Take, for example, Karl Marx’s famous quote from his classic essay, Zur Judenfrage (On the Jewish Question, 1844). Here the ‘father of socialism’ encapsulates his view, based on his conviction that Jews, who he saw as society’s ultimate purveyors of commerce, were antithetical to the Left's utopian worldview: “In the final analysis,” wrote Marx, “the emancipation of the Jews is the emancipation of mankind from Judaism.”
Nothing ambivalent about that.
But of course, no quote says it all. One needs to appreciate the entire sweep of Enlightenment ideas as well as their their origins and permutations throughout the cataclysmic decades that followed – not to mention the impact of the Haskalah on the emergence of a Jewish Left and its own role in the founding of a Jewish State – in order to obtain a more textured – and accurate portrayal.
For that, JC readers don’t have to wait until Friday’s paper.

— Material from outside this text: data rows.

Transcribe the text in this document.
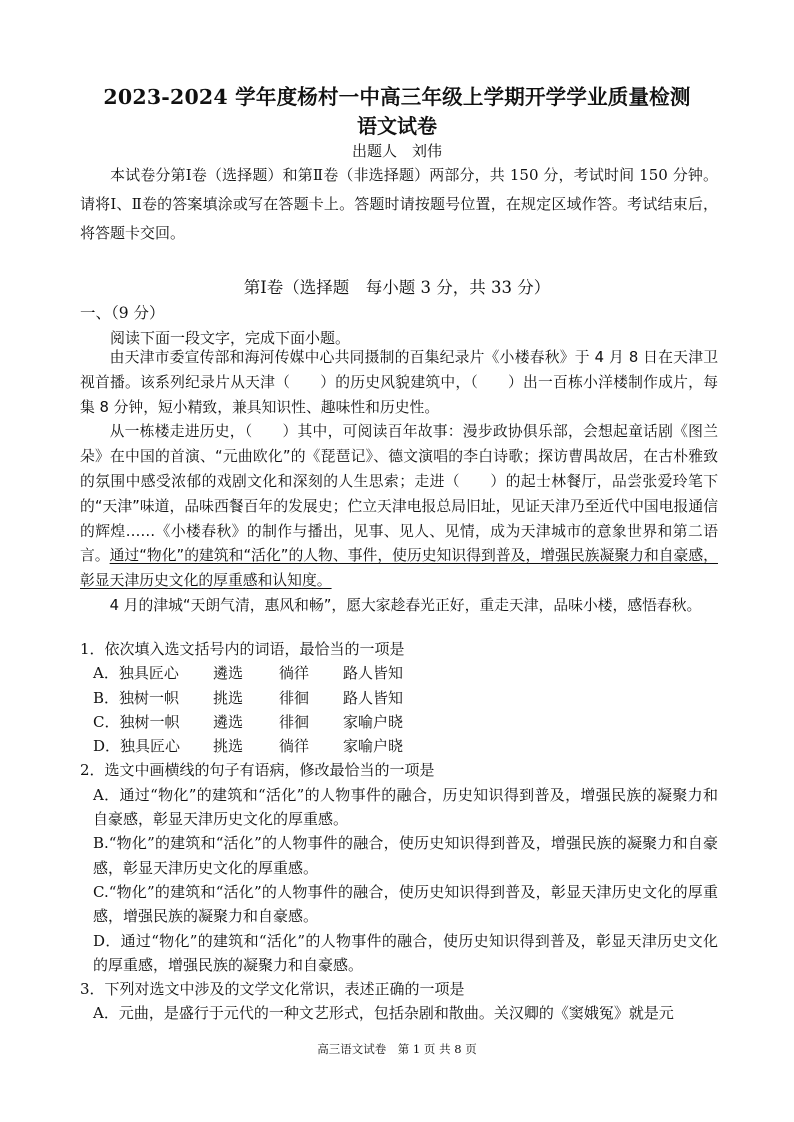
2023-2024 学年度杨村一中高三年级上学期开学学业质量检测
语文试卷
出题人　刘伟
本试卷分第Ⅰ卷（选择题）和第Ⅱ卷（非选择题）两部分，共 150 分，考试时间 150 分钟。请将Ⅰ、Ⅱ卷的答案填涂或写在答题卡上。答题时请按题号位置，在规定区域作答。考试结束后，将答题卡交回。
第Ⅰ卷（选择题　每小题 3 分，共 33 分）
一、（9 分）
阅读下面一段文字，完成下面小题。

由天津市委宣传部和海河传媒中心共同摄制的百集纪录片《小楼春秋》于 4 月 8 日在天津卫视首播。该系列纪录片从天津（　　）的历史风貌建筑中，（　　）出一百栋小洋楼制作成片，每集 8 分钟，短小精致，兼具知识性、趣味性和历史性。

从一栋楼走进历史，（　　）其中，可阅读百年故事：漫步政协俱乐部，会想起童话剧《图兰朵》在中国的首演、“元曲欧化”的《琵琶记》、德文演唱的李白诗歌；探访曹禺故居，在古朴雅致的氛围中感受浓郁的戏剧文化和深刻的人生思索；走进（　　）的起士林餐厅，品尝张爱玲笔下的“天津”味道，品味西餐百年的发展史；伫立天津电报总局旧址，见证天津乃至近代中国电报通信的辉煌……《小楼春秋》的制作与播出，见事、见人、见情，成为天津城市的意象世界和第二语言。通过“物化”的建筑和“活化”的人物、事件，使历史知识得到普及，增强民族凝聚力和自豪感，彰显天津历史文化的厚重感和认知度。

4 月的津城“天朗气清，惠风和畅”，愿大家趁春光正好，重走天津，品味小楼，感悟春秋。

1．依次填入选文括号内的词语，最恰当的一项是

A．独具匠心	遴选	徜徉	路人皆知
B．独树一帜	挑选	徘徊	路人皆知
C．独树一帜	遴选	徘徊	家喻户晓
D．独具匠心	挑选	徜徉	家喻户晓

2．选文中画横线的句子有语病，修改最恰当的一项是

A．通过“物化”的建筑和“活化”的人物事件的融合，历史知识得到普及，增强民族的凝聚力和自豪感，彰显天津历史文化的厚重感。

B.“物化”的建筑和“活化”的人物事件的融合，使历史知识得到普及，增强民族的凝聚力和自豪感，彰显天津历史文化的厚重感。

C.“物化”的建筑和“活化”的人物事件的融合，使历史知识得到普及，彰显天津历史文化的厚重感，增强民族的凝聚力和自豪感。

D．通过“物化”的建筑和“活化”的人物事件的融合，使历史知识得到普及，彰显天津历史文化的厚重感，增强民族的凝聚力和自豪感。

3．下列对选文中涉及的文学文化常识，表述正确的一项是

A．元曲，是盛行于元代的一种文艺形式，包括杂剧和散曲。关汉卿的《窦娥冤》就是元

高三语文试卷　第 1 页 共 8 页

They can hear the author himself at a lecture he’s giving the London Jewish Cultural Centre Tuesday night, called “The Anti-Imperialism of Fools.”
For those who can attend, here’s a sneak preview that never made it to my profile:
First, Wistrich wants to examine “the beginnings of European Socialism until World War I, when leftists were highly ambivalent towards what they called ‘The Jewish Question’.

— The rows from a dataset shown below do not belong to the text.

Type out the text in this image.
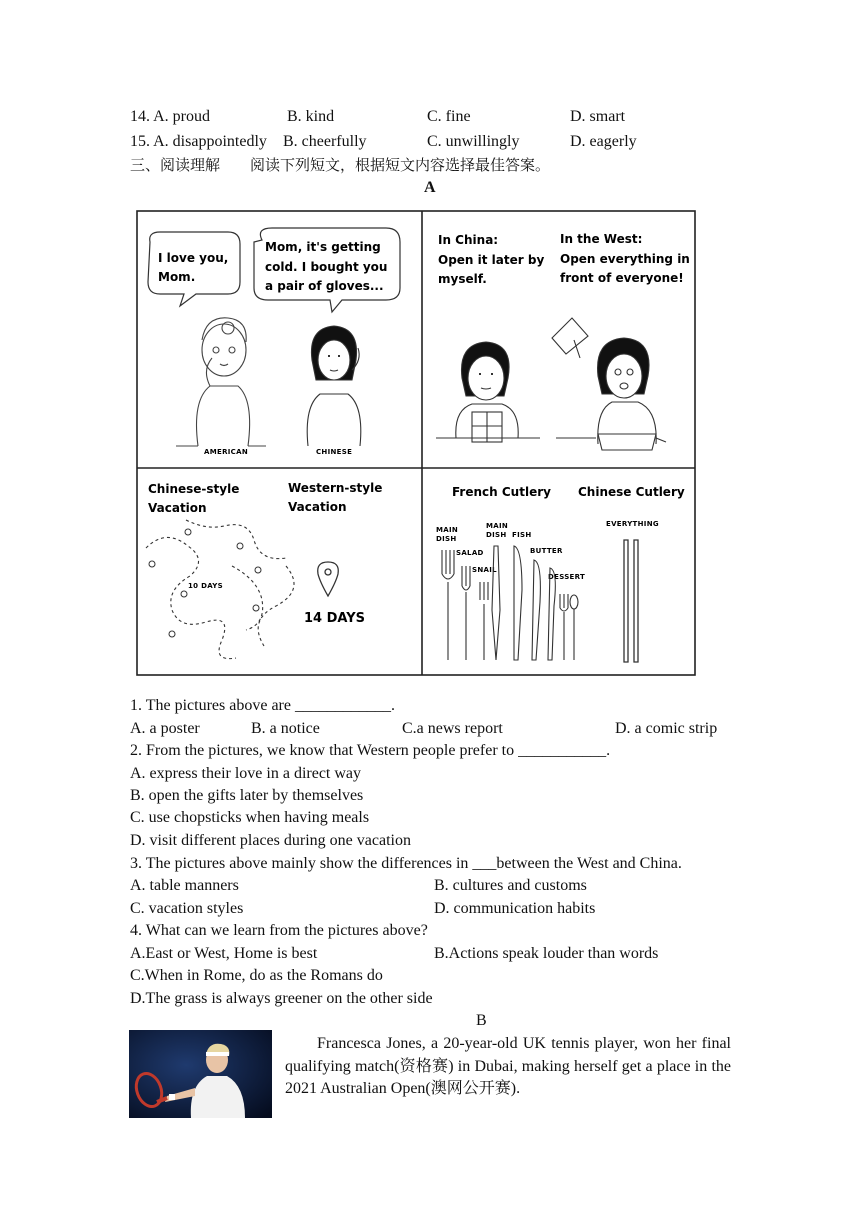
14. A. proud	B. kind	C. fine	D. smart
15. A. disappointedly B. cheerfully	C. unwillingly	D. eagerly
三、阅读理解　　阅读下列短文，根据短文内容选择最佳答案。
A
I love you,
Mom.
Mom, it's getting
cold. I bought you
a pair of gloves...
AMERICAN	CHINESE
In China:
Open it later by
myself.
In the West:
Open everything in
front of everyone!
Chinese-style
Vacation
Western-style
Vacation
10 DAYS
14 DAYS
French Cutlery Chinese Cutlery
MAIN
DISH
MAIN
DISH FISH
SALAD
SNAIL
BUTTER
DESSERT
EVERYTHING
1. The pictures above are ____________.
A. a poster	B. a notice	C.a news report	D. a comic strip
2. From the pictures, we know that Western people prefer to ___________.
A. express their love in a direct way
B. open the gifts later by themselves
C. use chopsticks when having meals
D. visit different places during one vacation
3. The pictures above mainly show the differences in ___between the West and China.
A. table manners	B. cultures and customs
C. vacation styles	D. communication habits
4. What can we learn from the pictures above?
A.East or West, Home is best	B.Actions speak louder than words
C.When in Rome, do as the Romans do
D.The grass is always greener on the other side
B
Francesca Jones, a 20-year-old UK tennis player, won her final qualifying match(资格赛) in Dubai, making herself get a place in the 2021 Australian Open(澳网公开赛).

In this phase, he said, the Left “embraced a number of antisemtic stereotypes that connected Jews with the most exploitative features of finance capital”, while Judaism – with a nod to Marx – was portrayed as “a backward obscurantist feudal relic of the Middle Ages.”
At the same time, said Wistrich, “the Left contemptuously dismissed Jewish nationalism as a futile and hopeless effort to turn back the wheel of ‘progress’.
The second phase took place between the Bolshevik revolution in 1917 and Israel’s establishment in 1948. At this juncture the communists hardened their anti-Zionist world-view, choosing to equate Zionism with British imperialism and western colonialism.
On the positive side, said Wistrich, before that happened “the left did oppose antisemitism in the face of the rising threat of Fascism and Nazism in Europe.”
This brings us to the current phase. Here the “traditional anti-antisemitism of an earlier epoch has been greatly weakened” while Zionism and Israel are “relentlessly blackened as dark reactionary forces and the greatest current threat to world peace.”
A key feature of today’s leftist mindset? The growing alliance between Marxists and Islamists – a sign, said Wistrich, of “just how far removed the contemporary left is from the roots of its own credo.”
Ambivalence and betrayal: For those who still embrace the left’s transformative vision, “The Anti-Imperialsim of Fools” could be a bumpy ride.